Half

We passed through a beautifully ramshackle hamlet, a handful of busted wrecks (still holding their own amongst a smattering of straight edged, kempt newer builds), some that behind their frosting of ivy gave hints of an elegant reimagining, others…well, their time is done, to time and gravity they submit.

As we left, a line of painted stones, like a preschool project, seemed to indicate that a Rubicon was being crossed. Every guide and map offers different numbers, for sections, for days, for routes, but we took this in good faith – a few photos, a few stray thoughts (what? but that means…) – and on we went.

Not long after, I became aware of some inner recallibration; days had become 20-25 km chunks, each one a ticking of a clock, our destination a recognisable distance in walking time.
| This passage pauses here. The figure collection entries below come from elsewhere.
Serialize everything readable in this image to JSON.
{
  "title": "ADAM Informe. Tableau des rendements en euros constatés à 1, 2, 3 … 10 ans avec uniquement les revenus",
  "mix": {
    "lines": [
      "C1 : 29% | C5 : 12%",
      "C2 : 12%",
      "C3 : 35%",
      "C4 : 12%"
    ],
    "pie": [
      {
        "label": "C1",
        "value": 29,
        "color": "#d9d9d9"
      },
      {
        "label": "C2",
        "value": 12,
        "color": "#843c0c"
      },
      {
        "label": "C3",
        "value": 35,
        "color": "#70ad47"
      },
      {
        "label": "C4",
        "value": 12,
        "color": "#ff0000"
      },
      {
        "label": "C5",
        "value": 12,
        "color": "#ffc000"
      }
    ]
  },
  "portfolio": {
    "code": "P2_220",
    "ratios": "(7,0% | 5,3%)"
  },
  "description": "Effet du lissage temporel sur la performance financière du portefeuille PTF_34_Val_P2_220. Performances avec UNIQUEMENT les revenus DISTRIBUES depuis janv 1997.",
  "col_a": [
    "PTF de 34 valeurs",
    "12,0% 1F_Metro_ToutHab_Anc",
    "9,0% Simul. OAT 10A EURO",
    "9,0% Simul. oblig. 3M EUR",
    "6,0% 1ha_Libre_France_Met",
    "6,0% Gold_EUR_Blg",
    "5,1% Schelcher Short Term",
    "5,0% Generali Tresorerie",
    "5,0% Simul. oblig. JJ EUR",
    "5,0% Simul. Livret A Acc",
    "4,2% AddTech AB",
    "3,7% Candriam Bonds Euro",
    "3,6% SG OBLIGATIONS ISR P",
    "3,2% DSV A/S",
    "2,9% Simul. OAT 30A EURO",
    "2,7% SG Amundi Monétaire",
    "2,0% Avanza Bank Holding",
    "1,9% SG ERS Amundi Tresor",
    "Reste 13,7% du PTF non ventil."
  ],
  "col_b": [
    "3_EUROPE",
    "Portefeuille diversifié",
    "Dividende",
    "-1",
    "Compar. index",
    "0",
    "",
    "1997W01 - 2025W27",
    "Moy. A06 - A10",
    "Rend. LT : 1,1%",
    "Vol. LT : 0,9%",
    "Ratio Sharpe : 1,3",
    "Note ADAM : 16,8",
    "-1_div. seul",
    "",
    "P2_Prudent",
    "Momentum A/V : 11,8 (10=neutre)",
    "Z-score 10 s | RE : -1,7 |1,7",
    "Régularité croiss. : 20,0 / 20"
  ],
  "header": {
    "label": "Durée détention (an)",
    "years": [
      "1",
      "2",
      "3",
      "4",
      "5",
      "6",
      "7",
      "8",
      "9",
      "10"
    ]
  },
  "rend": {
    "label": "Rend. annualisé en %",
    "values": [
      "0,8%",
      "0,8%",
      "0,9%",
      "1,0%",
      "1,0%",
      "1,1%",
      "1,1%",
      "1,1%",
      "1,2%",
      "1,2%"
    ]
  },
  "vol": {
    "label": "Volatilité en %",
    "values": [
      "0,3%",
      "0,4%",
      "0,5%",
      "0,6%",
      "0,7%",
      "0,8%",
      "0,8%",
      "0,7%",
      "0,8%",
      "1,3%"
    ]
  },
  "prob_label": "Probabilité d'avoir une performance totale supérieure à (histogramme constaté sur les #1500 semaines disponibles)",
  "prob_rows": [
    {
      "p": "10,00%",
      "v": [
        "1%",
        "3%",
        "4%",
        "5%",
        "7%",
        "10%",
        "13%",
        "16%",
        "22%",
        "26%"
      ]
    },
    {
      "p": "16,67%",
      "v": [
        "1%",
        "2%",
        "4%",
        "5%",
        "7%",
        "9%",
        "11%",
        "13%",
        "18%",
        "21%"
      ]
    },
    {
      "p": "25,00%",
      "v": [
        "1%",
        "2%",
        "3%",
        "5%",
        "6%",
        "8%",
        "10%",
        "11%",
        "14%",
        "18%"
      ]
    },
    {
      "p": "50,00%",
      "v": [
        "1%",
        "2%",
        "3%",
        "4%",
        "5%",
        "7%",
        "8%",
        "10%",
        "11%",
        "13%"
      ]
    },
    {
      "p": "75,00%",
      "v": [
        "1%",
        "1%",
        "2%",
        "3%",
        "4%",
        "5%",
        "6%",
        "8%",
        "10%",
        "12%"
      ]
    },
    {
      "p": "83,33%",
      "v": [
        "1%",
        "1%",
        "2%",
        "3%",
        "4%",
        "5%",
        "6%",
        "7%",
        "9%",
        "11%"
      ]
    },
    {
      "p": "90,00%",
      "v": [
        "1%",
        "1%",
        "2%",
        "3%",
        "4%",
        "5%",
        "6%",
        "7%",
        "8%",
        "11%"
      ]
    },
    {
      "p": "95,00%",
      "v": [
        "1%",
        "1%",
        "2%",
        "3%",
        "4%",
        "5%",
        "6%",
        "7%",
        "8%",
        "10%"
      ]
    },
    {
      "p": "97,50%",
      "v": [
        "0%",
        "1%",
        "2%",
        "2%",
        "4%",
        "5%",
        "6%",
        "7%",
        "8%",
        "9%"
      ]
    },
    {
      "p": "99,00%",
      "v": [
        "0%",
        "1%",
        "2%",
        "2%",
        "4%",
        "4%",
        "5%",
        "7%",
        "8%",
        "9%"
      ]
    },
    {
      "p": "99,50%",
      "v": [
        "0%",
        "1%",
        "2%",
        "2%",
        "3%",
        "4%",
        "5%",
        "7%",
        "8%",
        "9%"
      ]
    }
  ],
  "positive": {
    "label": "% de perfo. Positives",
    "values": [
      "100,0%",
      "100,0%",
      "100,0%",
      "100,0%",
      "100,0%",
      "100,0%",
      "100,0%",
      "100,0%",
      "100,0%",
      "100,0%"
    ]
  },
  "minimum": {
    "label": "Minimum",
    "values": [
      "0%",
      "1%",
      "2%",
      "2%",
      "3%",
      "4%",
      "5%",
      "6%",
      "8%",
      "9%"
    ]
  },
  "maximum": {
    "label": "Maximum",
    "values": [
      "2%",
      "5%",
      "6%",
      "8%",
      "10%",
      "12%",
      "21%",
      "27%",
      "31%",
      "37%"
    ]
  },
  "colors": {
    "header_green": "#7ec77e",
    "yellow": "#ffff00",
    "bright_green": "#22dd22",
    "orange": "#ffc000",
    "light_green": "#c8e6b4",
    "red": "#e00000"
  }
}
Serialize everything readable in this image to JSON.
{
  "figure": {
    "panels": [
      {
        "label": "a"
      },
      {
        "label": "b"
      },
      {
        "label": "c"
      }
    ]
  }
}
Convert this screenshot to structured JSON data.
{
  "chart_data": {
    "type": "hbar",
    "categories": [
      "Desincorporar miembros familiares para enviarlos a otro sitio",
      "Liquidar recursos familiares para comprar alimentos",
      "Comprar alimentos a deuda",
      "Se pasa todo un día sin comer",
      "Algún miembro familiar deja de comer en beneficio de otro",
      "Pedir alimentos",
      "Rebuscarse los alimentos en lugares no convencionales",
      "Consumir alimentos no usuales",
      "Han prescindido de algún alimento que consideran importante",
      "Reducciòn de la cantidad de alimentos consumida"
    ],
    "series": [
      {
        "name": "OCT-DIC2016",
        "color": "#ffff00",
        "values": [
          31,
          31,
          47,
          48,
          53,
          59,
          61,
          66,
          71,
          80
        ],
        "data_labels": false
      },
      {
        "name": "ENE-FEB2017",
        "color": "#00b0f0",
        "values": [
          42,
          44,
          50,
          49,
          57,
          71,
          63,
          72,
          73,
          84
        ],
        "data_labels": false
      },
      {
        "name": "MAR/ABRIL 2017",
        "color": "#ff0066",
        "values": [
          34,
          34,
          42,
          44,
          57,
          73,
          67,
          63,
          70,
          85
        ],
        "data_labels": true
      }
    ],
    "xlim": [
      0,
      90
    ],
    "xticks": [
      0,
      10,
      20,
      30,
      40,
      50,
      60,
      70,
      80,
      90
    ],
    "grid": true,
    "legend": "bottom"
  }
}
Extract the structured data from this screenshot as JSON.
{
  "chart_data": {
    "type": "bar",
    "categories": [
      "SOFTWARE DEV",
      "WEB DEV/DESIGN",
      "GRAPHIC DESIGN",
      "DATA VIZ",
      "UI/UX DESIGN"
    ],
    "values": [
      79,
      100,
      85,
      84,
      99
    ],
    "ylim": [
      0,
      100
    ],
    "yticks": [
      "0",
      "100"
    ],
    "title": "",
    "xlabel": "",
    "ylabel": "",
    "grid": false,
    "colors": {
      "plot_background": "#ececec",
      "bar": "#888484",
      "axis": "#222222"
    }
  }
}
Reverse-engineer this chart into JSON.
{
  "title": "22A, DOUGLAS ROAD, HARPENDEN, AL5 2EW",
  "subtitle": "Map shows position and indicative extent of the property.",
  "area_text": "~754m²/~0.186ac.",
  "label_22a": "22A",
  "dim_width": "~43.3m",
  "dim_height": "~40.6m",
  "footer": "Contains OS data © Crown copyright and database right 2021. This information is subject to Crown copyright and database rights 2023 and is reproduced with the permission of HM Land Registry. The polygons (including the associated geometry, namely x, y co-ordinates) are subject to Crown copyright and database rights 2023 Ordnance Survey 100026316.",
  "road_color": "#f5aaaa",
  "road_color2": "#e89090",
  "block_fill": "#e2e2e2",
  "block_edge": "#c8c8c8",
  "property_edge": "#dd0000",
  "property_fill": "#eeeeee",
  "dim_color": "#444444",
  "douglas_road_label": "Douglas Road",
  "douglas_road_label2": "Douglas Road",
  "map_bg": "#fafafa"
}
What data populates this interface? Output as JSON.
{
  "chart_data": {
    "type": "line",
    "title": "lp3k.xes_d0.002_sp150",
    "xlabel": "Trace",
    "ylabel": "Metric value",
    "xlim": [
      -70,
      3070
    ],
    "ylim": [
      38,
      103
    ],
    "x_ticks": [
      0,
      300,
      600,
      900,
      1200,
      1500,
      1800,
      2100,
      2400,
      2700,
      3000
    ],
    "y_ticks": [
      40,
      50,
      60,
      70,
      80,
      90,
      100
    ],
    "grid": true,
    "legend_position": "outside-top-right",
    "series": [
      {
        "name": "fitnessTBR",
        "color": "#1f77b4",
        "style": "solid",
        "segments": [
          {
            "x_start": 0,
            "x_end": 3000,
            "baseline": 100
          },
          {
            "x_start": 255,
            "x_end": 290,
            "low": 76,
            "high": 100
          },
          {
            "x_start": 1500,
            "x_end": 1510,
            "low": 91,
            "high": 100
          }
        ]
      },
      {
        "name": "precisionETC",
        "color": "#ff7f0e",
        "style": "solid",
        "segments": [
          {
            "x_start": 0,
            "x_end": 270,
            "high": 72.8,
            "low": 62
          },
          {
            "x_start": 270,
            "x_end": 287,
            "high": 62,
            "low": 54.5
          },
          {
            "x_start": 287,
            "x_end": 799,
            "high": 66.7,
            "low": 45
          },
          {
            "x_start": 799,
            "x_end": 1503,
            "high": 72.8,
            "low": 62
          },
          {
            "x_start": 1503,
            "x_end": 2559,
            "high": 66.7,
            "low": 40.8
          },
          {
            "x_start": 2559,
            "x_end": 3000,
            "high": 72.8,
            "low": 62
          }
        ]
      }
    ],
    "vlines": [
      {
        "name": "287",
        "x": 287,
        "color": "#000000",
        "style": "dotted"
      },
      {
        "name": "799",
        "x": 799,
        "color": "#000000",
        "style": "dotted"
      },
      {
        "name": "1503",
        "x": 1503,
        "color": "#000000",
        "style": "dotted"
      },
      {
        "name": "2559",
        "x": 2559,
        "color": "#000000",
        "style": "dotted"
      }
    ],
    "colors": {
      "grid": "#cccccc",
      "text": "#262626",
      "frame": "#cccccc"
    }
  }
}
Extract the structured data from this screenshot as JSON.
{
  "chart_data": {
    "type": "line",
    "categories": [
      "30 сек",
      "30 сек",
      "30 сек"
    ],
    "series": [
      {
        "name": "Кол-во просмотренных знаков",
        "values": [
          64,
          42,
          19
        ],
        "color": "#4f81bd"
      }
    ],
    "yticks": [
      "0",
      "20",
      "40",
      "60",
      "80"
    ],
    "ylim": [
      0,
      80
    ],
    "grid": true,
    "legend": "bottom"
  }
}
How far has become how many days walk. We pass under and over the motorway; I watch or listen as distance is shrunk by the whizzing, roaring, humming traffic. Together we are like threads weaving together different dimensions of time and travel. I prefer the cthonic underpasses, or listening to the distant thunk, thunk as we wend along some muddy track between thirty metre concrete columns. In the silence I am among the gigantic and mysterious ruins of a lost civilization. Cthunk, cthunk.

Soon we would turn away from the coast and head towards Oviedo, an ancient capital, and the beginning of the Primitivo route.